W USA trwa zbiórka pieniędzy na pomoc dla śmiertelnie chorej hokeistki

Uniwersytecki klub hokeja na lodzie kobiet Yale University Team robi wszystko, aby pomóc swojej zawodniczce Mandi Schwartz pokonać nawrót poważnej choroby. W ostatnim czasie zorganizowano kolejną imprezę charytatywną.

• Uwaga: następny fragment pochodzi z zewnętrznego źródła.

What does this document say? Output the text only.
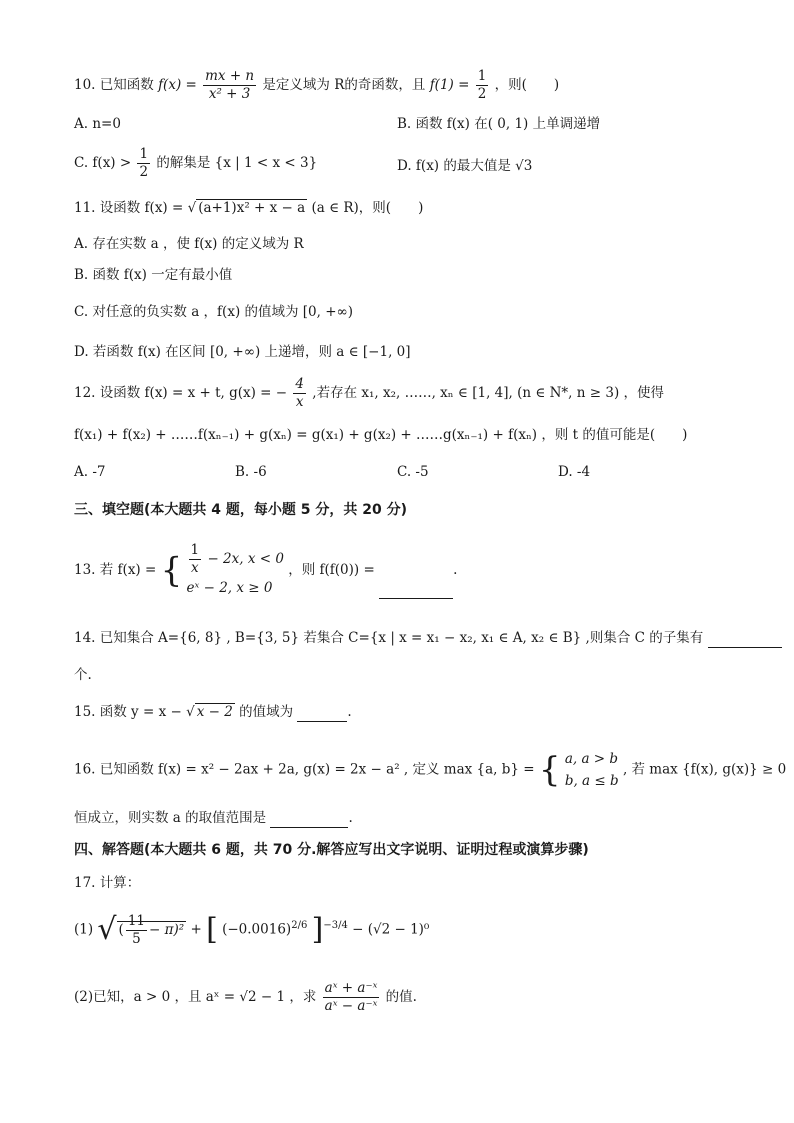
10. 已知函数 $f(x) = \frac{mx + n}{\text{x² + 3}}$ 是定义域为 R的奇函数，且 $f(1) = \frac{1}{2}$ ，则(　　)
A. n=0	B. 函数 f(x) 在( 0, 1) 上单调递增
C. $f(x) > \frac{1}{2}$ 的解集是 {x | 1 < x < 3}	D. f(x) 的最大值是 √3
11. 设函数 f(x) = √ (a+1)x² + x − a (a ∈ R)，则(　　)
A. 存在实数 a ，使 f(x) 的定义域为 R
B. 函数 f(x) 一定有最小值
C. 对任意的负实数 a ，f(x) 的值域为 [0, +∞)
D. 若函数 f(x) 在区间 [0, +∞) 上递增，则 a ∈ [−1, 0]
12. 设函数 f(x) = x + t, g(x) = − $\frac{4}{x}$ ,若存在 x₁, x₂, ……, xₙ ∈ [1, 4], (n ∈ N*, n ≥ 3) ，使得
f(x₁) + f(x₂) + ……f(xₙ₋₁) + g(xₙ) = g(x₁) + g(x₂) + ……g(xₙ₋₁) + f(xₙ) ，则 t 的值可能是(　　)
A. -7	B. -6	C. -5	D. -4
三、填空题(本大题共 4 题，每小题 5 分，共 20 分)
13. 若 f(x) = { $\frac{1}{x} - 2x$, x < 0
eˣ − 2, x ≥ 0
，则 f(f(0)) =	.
14. 已知集合 A={6, 8} , B={3, 5} 若集合 C={x | x = x₁ − x₂, x₁ ∈ A, x₂ ∈ B} ,则集合 C 的子集有
个.
15. 函数 y = x − √ x − 2 的值域为	.
16. 已知函数 f(x) = x² − 2ax + 2a, g(x) = 2x − a² , 定义 max {a, b} = { a, a > b
b, a ≤ b
, 若 max {f(x), g(x)} ≥ 0
恒成立，则实数 a 的取值范围是	.
四、解答题(本大题共 6 题，共 70 分.解答应写出文字说明、证明过程或演算步骤)
17. 计算：
(1) √ ( $\frac{11}{5} - \pi)^2$ + [ $(-0.0016)^{2/6}$ ]$^{-3/4}$ − (√2 − 1)⁰
(2)已知，a > 0 ，且 aˣ = √2 − 1 ，求 $\frac{\text{aˣ + a⁻ˣ}}{\text{aˣ − a⁻ˣ}}$ 的值.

Prawie dwuletnią walką hokeistki z nowotworem złośliwym interesują się całe Stany Zjednoczone. Odbyło się już bardzo wiele meczów, imprez i różnych zbiórek pieniędzy, które zostały przeznaczone na pomoc dla Mandi Schwartz. W zeszłym tygodniu wspomniany Yale University, dla którego grała hokeistka rozegrał mecz, z którego całkowity dochód oddano Schwartz i jej rodzinie. Według agencji prasowych w New Haven, gdzie mieści się Yale University Hockey Club, zebrano ponad 9 tysięcy dolarów. Nawet pomimo porażki miejscowej drużyny z Rensselaer Polytechnic Institute 1:4, impreza się udała i okazała się świetnym pomysłem, nie tylko ze względu na dochód, ale również na frekwencję. Sprzedawano koszulki z autografami gwiazd sportów popularnych w USA, na przykład baseballisty Boston Red Sox Davida Ortiza.

Na spotkanie o charakterze charytatywnym przybyło 1066 osób, co jest rekordem frekwencji klubu Yale University Team. Według władz klubu, poprzednio najwięcej ludzi na meczu drużyny hokeja kobiet odnotowano w marcu 2005 roku. Wtedy to lodowisko odwiedziło 825 osób. Mandi Schwartz zaś już rozpoczęła kolejny etap leczenia.

Przeprowadzono u niej przeszczep szpiku kostnego. Lekarze obecnie obserwują pacjentkę, aby być pewnym, że szpik się przyjął.